Infanterie door de eeuwen heen

Doel

De infanterie heeft als doel de vijand zo dicht mogelijk te naderen, hem te overwinnen in het gevecht van man tegen man en het veroverde terrein te bezetten en vast te houden. De infanterie is het enige wapen dat dit in ieder terrein en onder alle omstandigheden kan volbrengen.

Zware en lichte infanterie

Zware en lichte infanterie Er wordt onderscheid gemaakt tussen zware infanterie, bewapend met lans, kort zwaard en dolk en beschermd door helm, schild en een of andere vorm van een kuras en van lichte infanterie waartoe de onbeschermde slingeraars en boogschutters gerekend werden. De kwalificatie zwaar of licht was dus afhankelijk van het aantal wapens en de bescherming die de militair droeg. Bij Grieken en Romeinen was de zware infanterie hoofdwapen, en ook bij de Kelten bijvoorbeeld bestond een dergelijke indeling.
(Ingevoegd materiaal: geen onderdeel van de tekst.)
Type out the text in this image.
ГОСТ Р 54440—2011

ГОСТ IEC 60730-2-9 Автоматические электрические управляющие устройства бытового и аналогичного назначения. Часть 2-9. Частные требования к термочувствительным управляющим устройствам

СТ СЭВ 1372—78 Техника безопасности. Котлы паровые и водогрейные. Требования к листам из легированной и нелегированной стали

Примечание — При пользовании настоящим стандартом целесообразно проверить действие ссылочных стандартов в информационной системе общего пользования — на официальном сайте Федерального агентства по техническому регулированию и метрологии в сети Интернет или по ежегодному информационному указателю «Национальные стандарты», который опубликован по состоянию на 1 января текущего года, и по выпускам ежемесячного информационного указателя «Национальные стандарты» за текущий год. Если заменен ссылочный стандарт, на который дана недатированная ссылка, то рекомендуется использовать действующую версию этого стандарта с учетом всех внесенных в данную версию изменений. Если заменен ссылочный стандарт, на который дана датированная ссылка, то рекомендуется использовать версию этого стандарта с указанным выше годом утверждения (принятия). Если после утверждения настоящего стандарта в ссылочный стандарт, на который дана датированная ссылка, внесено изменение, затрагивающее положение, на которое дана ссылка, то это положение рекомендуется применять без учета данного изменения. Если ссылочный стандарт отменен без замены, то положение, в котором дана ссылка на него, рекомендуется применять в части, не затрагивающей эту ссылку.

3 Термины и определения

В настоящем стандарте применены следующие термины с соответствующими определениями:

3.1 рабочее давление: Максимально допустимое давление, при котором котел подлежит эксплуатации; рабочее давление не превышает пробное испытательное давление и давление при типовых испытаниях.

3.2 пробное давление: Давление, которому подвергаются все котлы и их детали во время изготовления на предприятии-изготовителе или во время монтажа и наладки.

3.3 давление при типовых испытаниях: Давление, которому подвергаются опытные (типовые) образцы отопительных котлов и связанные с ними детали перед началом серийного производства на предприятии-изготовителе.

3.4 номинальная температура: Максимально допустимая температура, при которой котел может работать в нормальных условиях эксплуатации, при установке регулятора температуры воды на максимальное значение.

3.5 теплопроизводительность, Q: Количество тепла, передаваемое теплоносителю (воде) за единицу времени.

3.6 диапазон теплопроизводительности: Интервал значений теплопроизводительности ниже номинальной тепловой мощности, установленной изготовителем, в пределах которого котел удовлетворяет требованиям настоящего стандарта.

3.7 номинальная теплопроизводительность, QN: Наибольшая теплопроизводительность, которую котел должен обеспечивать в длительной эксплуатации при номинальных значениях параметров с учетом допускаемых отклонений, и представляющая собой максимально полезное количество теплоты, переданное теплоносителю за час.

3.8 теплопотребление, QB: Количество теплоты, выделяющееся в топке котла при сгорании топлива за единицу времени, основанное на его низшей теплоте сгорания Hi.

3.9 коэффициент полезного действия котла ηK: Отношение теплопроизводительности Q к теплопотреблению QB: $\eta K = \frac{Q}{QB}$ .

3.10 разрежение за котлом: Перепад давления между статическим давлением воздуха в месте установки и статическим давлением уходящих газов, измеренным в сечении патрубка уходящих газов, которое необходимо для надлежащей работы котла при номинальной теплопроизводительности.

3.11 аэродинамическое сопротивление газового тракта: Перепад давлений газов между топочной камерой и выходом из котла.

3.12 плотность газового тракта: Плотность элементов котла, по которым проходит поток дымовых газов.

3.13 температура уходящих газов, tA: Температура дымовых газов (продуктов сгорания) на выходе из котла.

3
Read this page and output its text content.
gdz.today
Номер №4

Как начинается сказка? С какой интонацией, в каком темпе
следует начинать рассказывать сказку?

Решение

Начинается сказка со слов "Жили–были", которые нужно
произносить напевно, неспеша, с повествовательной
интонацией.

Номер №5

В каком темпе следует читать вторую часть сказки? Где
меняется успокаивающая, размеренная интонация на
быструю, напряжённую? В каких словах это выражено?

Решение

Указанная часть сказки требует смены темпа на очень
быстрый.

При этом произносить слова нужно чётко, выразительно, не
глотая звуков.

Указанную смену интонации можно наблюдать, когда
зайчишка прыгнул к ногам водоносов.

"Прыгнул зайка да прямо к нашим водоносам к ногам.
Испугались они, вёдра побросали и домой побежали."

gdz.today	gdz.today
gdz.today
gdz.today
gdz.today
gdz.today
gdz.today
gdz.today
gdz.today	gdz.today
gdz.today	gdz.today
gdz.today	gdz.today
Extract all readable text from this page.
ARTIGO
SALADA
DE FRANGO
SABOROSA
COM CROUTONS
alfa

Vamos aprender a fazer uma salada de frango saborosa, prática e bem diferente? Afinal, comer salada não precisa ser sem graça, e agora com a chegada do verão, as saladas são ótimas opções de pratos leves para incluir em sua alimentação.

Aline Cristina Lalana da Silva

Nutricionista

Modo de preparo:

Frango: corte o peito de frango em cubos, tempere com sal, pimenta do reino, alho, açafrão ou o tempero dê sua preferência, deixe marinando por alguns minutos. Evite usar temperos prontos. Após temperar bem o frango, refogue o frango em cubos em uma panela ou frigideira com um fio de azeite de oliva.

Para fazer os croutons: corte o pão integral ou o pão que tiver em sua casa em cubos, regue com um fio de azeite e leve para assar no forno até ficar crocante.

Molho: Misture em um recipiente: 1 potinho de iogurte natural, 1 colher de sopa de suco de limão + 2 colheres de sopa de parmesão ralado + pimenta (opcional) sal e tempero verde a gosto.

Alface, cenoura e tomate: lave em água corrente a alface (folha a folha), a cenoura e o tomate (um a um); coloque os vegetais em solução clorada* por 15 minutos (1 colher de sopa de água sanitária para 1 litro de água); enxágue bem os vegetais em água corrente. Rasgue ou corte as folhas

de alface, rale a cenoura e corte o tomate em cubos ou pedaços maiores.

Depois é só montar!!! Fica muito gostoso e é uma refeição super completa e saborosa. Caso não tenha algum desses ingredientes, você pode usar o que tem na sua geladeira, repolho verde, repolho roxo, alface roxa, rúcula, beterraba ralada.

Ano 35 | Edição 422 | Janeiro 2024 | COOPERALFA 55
Vaak was de strijder afhankelijk van zijn positie en rijkdom die hem al dan niet in staat stelde een dergelijke uitrusting aan te schaffen.

Grieken en Romeinen

De Griekse en Romeinse infanterie trad op in gesloten formaties, bij de Grieken was dat de falanx , een gesloten linie, acht tot twaalf man diep, later gewijzigd in de beroemde schuine slagorde van Epaminonda. De Romeinse legioenen streden in drie linies, waarin de manipels (eenheden ter sterkte van twee centuriën) waren opgesteld. De Romeinen waren bewapend met de korte speer, die tegelijk als werpspies diende, maar de beslissing werd bevochten met het korte zwaard in het een-op-een-gevecht.

Middeleeuwen

Met de val van het Romeinse rijk verdwenen de goed georganiseerde en gedisciplineerde legioenen. De Germanen hadden een lichtere en minder goed georganiseerde infanterie. Bovendien werd in de vroege Middeleeuwen de infanterie als hoofdwapen verdrongen door de cavalerie. Dit duurde tot de opkomst van de huurtroepen, maar het was in het bijzonder de algemene invoering van de vuurwapens in de 16e eeuw die de infanterie weer terug tot het hoofdwapen maakte. Aanvankelijk traden piekeniers (gebruikers van de piek, een lans met platte ijzeren punt) en musketiers nog gezamenlijk op, maar het geweervuur werd steeds meer van belang. Geleidelijk paste de tactiek zich aan het toenemende gebruik van vuurwapens aan. Gevechtsexercitie maakte onafgebroken vuur mogelijk door invoering van ondiepe lineaire formaties, waardoor zoveel mogelijk schutters tegelijk konden vuren. In de 17e eeuw deed de bajonet haar intrede en kon de piek verdwijnen.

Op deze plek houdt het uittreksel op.